MOHAN Vs. RAJIK SHEIKH

Decided On April 20, 2012
MOHAN Appellant
V/S
Rajik Sheikh Respondents

JUDGEMENT

(1.) This order shall govern disposal of M.A. No. 859 of 2009 which also arises out of the impugned award dated 20.12.2008 passed by IV M.A.C.T. (Fast Track), Khargone in Claim Case No. 135 of 2007. For the death of Shankarlal, a young boy aged about 18 years, in a road accident, learned Claims Tribunal has awarded a sum of Rs. 1,70,000 as compensation together with interest payable by the respondent Nos. 1 and 2 jointly and severally. However, learned Claims Tribunal directed the insurance company to pay the amount of compensation and recover it from the owner.

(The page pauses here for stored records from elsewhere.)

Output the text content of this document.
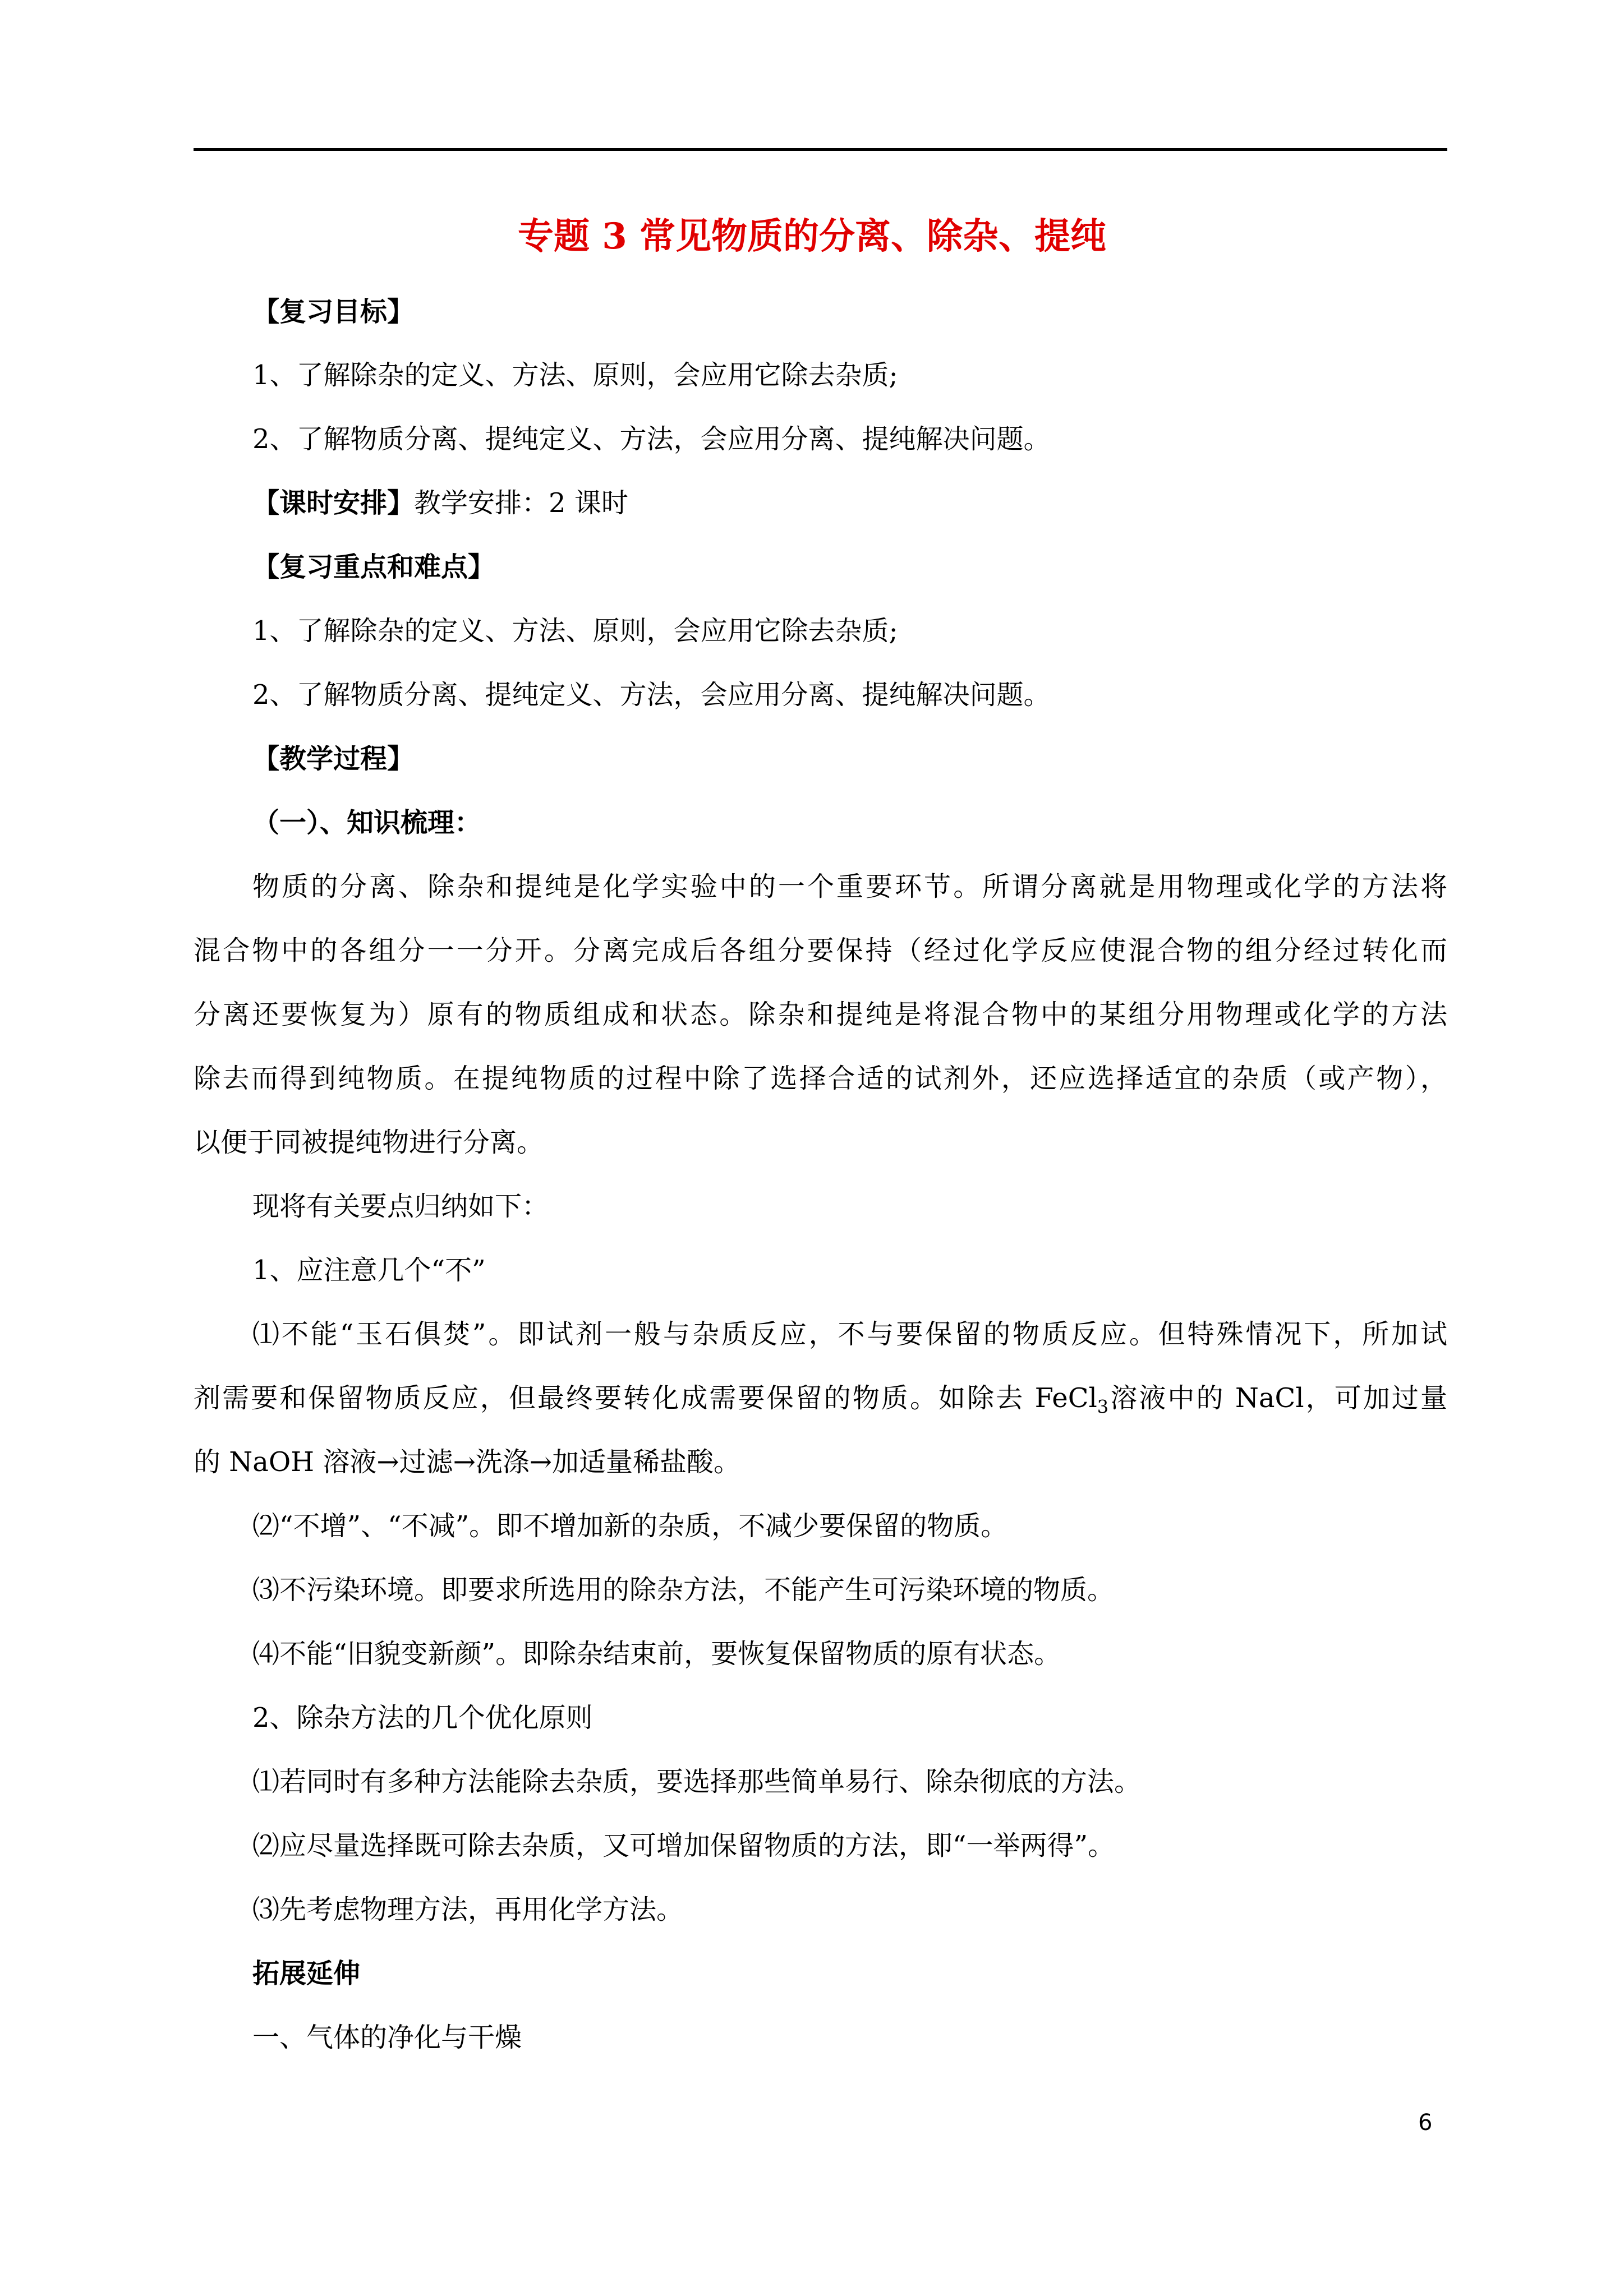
专题 3 常见物质的分离、除杂、提纯
【复习目标】
1、了解除杂的定义、方法、原则，会应用它除去杂质;
2、了解物质分离、提纯定义、方法，会应用分离、提纯解决问题。
【课时安排】教学安排：2 课时
【复习重点和难点】
1、了解除杂的定义、方法、原则，会应用它除去杂质;
2、了解物质分离、提纯定义、方法，会应用分离、提纯解决问题。
【教学过程】
（一）、知识梳理：
物质的分离、除杂和提纯是化学实验中的一个重要环节。所谓分离就是用物理或化学的方法将
混合物中的各组分一一分开。分离完成后各组分要保持（经过化学反应使混合物的组分经过转化而
分离还要恢复为）原有的物质组成和状态。除杂和提纯是将混合物中的某组分用物理或化学的方法
除去而得到纯物质。在提纯物质的过程中除了选择合适的试剂外，还应选择适宜的杂质（或产物），
以便于同被提纯物进行分离。
现将有关要点归纳如下：
1、应注意几个“不”
⑴不能“玉石俱焚”。即试剂一般与杂质反应，不与要保留的物质反应。但特殊情况下，所加试
剂需要和保留物质反应，但最终要转化成需要保留的物质。如除去 FeCl$_3$溶液中的 NaCl，可加过量
的 NaOH 溶液→过滤→洗涤→加适量稀盐酸。
⑵“不增”、“不减”。即不增加新的杂质，不减少要保留的物质。
⑶不污染环境。即要求所选用的除杂方法，不能产生可污染环境的物质。
⑷不能“旧貌变新颜”。即除杂结束前，要恢复保留物质的原有状态。
2、除杂方法的几个优化原则
⑴若同时有多种方法能除去杂质，要选择那些简单易行、除杂彻底的方法。
⑵应尽量选择既可除去杂质，又可增加保留物质的方法，即“一举两得”。
⑶先考虑物理方法，再用化学方法。
拓展延伸
一、气体的净化与干燥
6
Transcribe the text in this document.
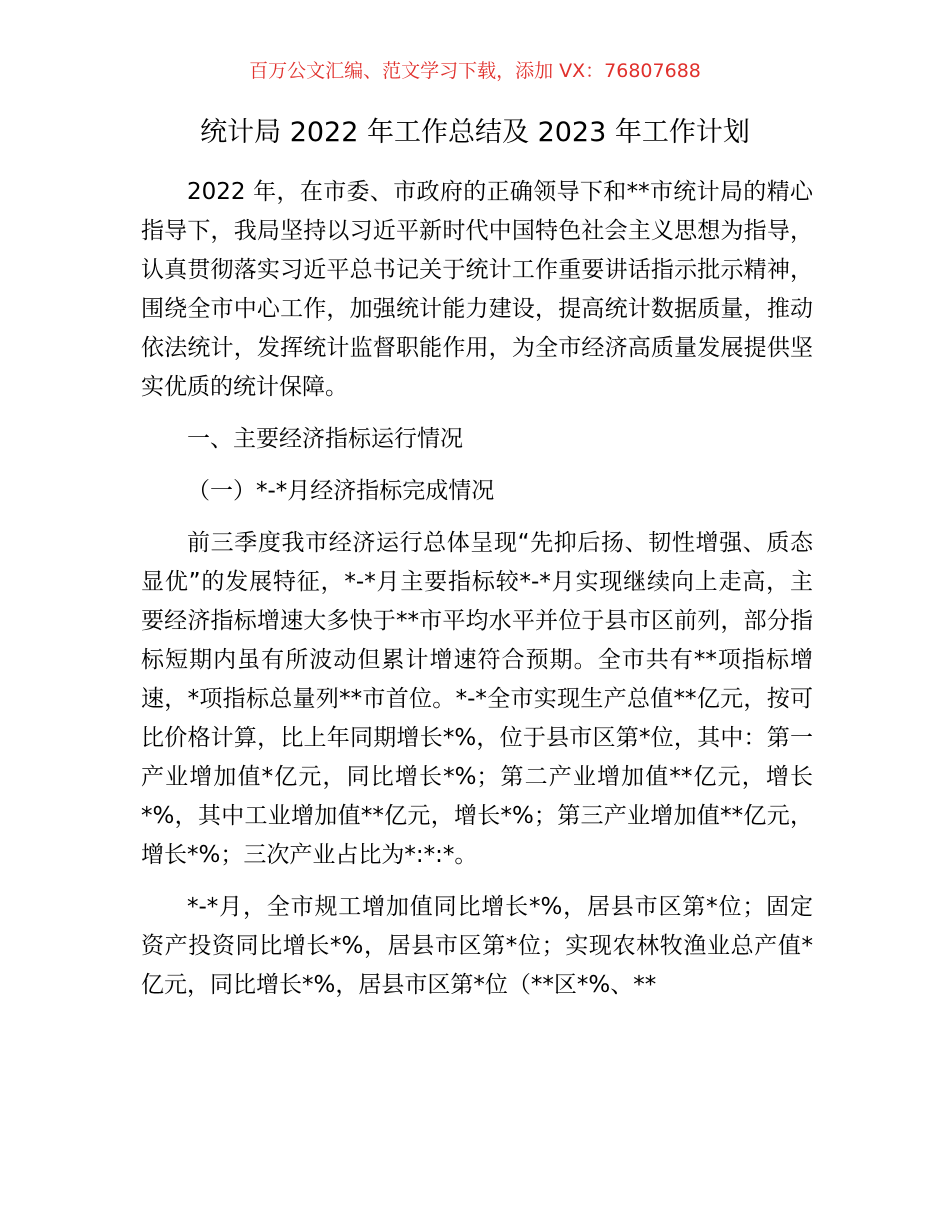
百万公文汇编、范文学习下载，添加 VX：76807688
统计局 2022 年工作总结及 2023 年工作计划

2022 年，在市委、市政府的正确领导下和**市统计局的精心指导下，我局坚持以习近平新时代中国特色社会主义思想为指导，认真贯彻落实习近平总书记关于统计工作重要讲话指示批示精神，围绕全市中心工作，加强统计能力建设，提高统计数据质量，推动依法统计，发挥统计监督职能作用，为全市经济高质量发展提供坚实优质的统计保障。

一、主要经济指标运行情况

（一）*-*月经济指标完成情况

前三季度我市经济运行总体呈现“先抑后扬、韧性增强、质态显优”的发展特征，*-*月主要指标较*-*月实现继续向上走高，主要经济指标增速大多快于**市平均水平并位于县市区前列，部分指标短期内虽有所波动但累计增速符合预期。全市共有**项指标增速，*项指标总量列**市首位。*-*全市实现生产总值**亿元，按可比价格计算，比上年同期增长*%，位于县市区第*位，其中：第一产业增加值*亿元，同比增长*%；第二产业增加值**亿元，增长*%，其中工业增加值**亿元，增长*%；第三产业增加值**亿元，增长*%；三次产业占比为*:*:*。

*-*月，全市规工增加值同比增长*%，居县市区第*位；固定资产投资同比增长*%，居县市区第*位；实现农林牧渔业总产值*亿元，同比增长*%，居县市区第*位（**区*%、**
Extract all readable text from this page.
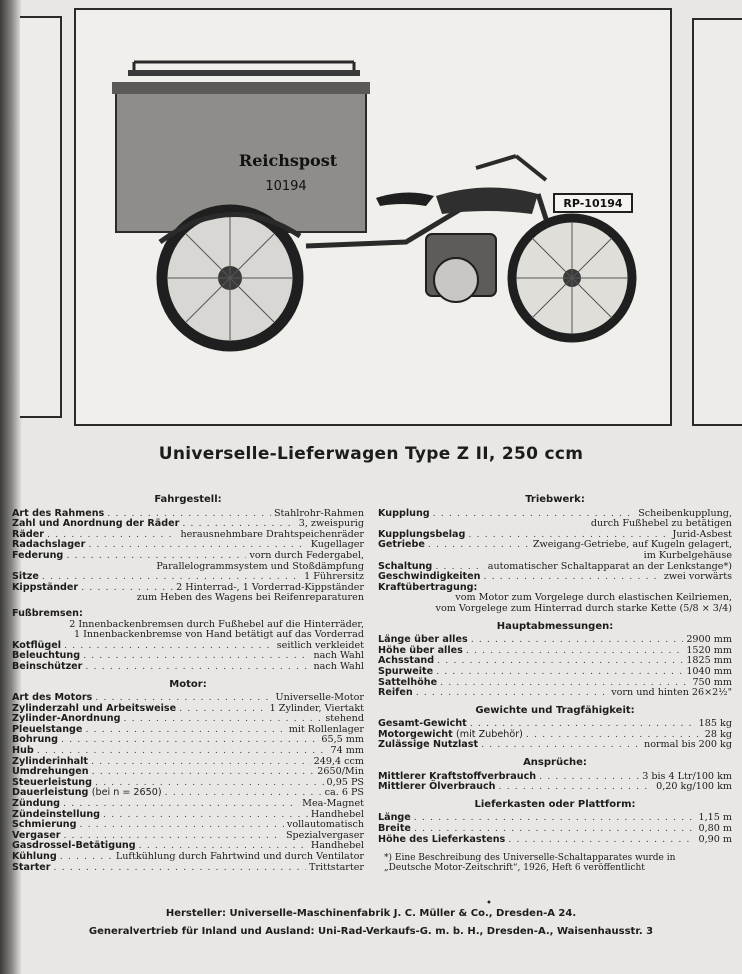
Reichspost
10194
RP-10194
Universelle-Lieferwagen Type Z II, 250 ccm
Fahrgestell:
Art des Rahmens . . .	Stahlrohr-Rahmen
Zahl und Anordnung der Räder . . .	3, zweispurig
Räder . . .	herausnehmbare Drahtspeichenräder
Radachslager . . .	Kugellager
Federung . . .	vorn durch Federgabel,
Parallelogrammsystem und Stoßdämpfung
Sitze . . .	1 Führersitz
Kippständer . . .	2 Hinterrad-, 1 Vorderrad-Kippständer
zum Heben des Wagens bei Reifenreparaturen
Fußbremsen:
2 Innenbackenbremsen durch Fußhebel auf die Hinterräder,
1 Innenbackenbremse von Hand betätigt auf das Vorderrad
Kotflügel . . .	seitlich verkleidet
Beleuchtung . . .	nach Wahl
Beinschützer . . .	nach Wahl
Motor:
Art des Motors . . .	Universelle-Motor
Zylinderzahl und Arbeitsweise . . .	1 Zylinder, Viertakt
Zylinder-Anordnung . . .	stehend
Pleuelstange . . .	mit Rollenlager
Bohrung . . .	65,5 mm
Hub . . .	74 mm
Zylinderinhalt . . .	249,4 ccm
Umdrehungen . . .	2650/Min
Steuerleistung . . .	0,95 PS
Dauerleistung (bei n = 2650) . . .	ca. 6 PS
Zündung . . .	Mea-Magnet
Zündeinstellung . . .	Handhebel
Schmierung . . .	vollautomatisch
Vergaser . . .	Spezialvergaser
Gasdrossel-Betätigung . . .	Handhebel
Kühlung . . .	Luftkühlung durch Fahrtwind und durch Ventilator
Starter . . .	Trittstarter
Triebwerk:
Kupplung . . .	Scheibenkupplung,
durch Fußhebel zu betätigen
Kupplungsbelag . . .	Jurid-Asbest
Getriebe . . .	Zweigang-Getriebe, auf Kugeln gelagert,
im Kurbelgehäuse
Schaltung . . .	automatischer Schaltapparat an der Lenkstange*)
Geschwindigkeiten . . .	zwei vorwärts
Kraftübertragung:
vom Motor zum Vorgelege durch elastischen Keilriemen,
vom Vorgelege zum Hinterrad durch starke Kette (5/8 × 3/4)
Hauptabmessungen:
Länge über alles . . .	2900 mm
Höhe über alles . . .	1520 mm
Achsstand . . .	1825 mm
Spurweite . . .	1040 mm
Sattelhöhe . . .	750 mm
Reifen . . .	vorn und hinten 26×2½"
Gewichte und Tragfähigkeit:
Gesamt-Gewicht . . .	185 kg
Motorgewicht (mit Zubehör) . . .	28 kg
Zulässige Nutzlast . . .	normal bis 200 kg
Ansprüche:
Mittlerer Kraftstoffverbrauch . . .	3 bis 4 Ltr/100 km
Mittlerer Ölverbrauch . . .	0,20 kg/100 km
Lieferkasten oder Plattform:
Länge . . .	1,15 m
Breite . . .	0,80 m
Höhe des Lieferkastens . . .	0,90 m
*) Eine Beschreibung des Universelle-Schaltapparates wurde in
„Deutsche Motor-Zeitschrift“, 1926, Heft 6 veröffentlicht
•
Hersteller: Universelle-Maschinenfabrik J. C. Müller & Co., Dresden-A 24.
Generalvertrieb für Inland und Ausland: Uni-Rad-Verkaufs-G. m. b. H., Dresden-A., Waisenhausstr. 3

(2.) The claim petition was filed under section 163-A of the Motor Vehicles Act by the appellants claiming compensation against the owner, driver and the insurance company for the death of their son Shankarlal in an accident on 30.9.2005. According to the claimants, deceased met with an accident on a public road near Gavla School when respondent No. 1 on account of his rash and negligent driving caused the accident in which deceased died on the spot. According to them, the vehicle belonged to respondent No. 2 and was insured with respondent No. 3 on the date of the accident. The claim petition was contested by respondent Nos. 2 and 3. No written statement was filed by respondent No. 1. The respondent No. 2 in his written statement attributed negligence to the deceased and further submitted that compensation, if any, was payable by the insurance company. In the written statement, the insurance company submitted that the risk of the deceased was not covered by the Act policy, therefore, the insurance company was not liable to pay compensation. Learned Claims Tribunal by the impugned award found that respondent No. 1 was responsible for causing the accident on account of his rash and negligent driving of the tractor. It was also found that on the date of the accident, the offending vehicle belonged to the respondent No. 2 and was insured with respondent No. 3. Learned Claims Tribunal assessed the damages taking into account the notional income of the deceased at Rs. 15,000. After deducting the conventional one-third amount, the future loss of dependency was worked out at Rs. 10,000 per annum and applying the multiplier of 16 assessed the future loss of dependency at Rs. 1,60,000. To this, Tribunal added another sum of Rs. 10,000 for funeral expenses and loss to estate and thus awarded a total sum of Rs. 1,70,000 with interest at the rate of 6 per cent. The Tribunal held that the insurance company was not liable to pay the amount of compensation on the ground that at the time of the accident, the deceased was employed as a workman of respondent No. 2 and under the Act policy, the risk of workman was not covered. However, Claims Tribunal directed the insurance company to pay the amount and recover it from the owner as has been stated hereinabove.

(3.) The above appeal has been preferred by the claimants for enhancement and also for holding the insurance company jointly and severally liable to pay the compensation. The other connected appeal has been preferred by the owner for assailing the finding that insurance company was not liable to pay compensation.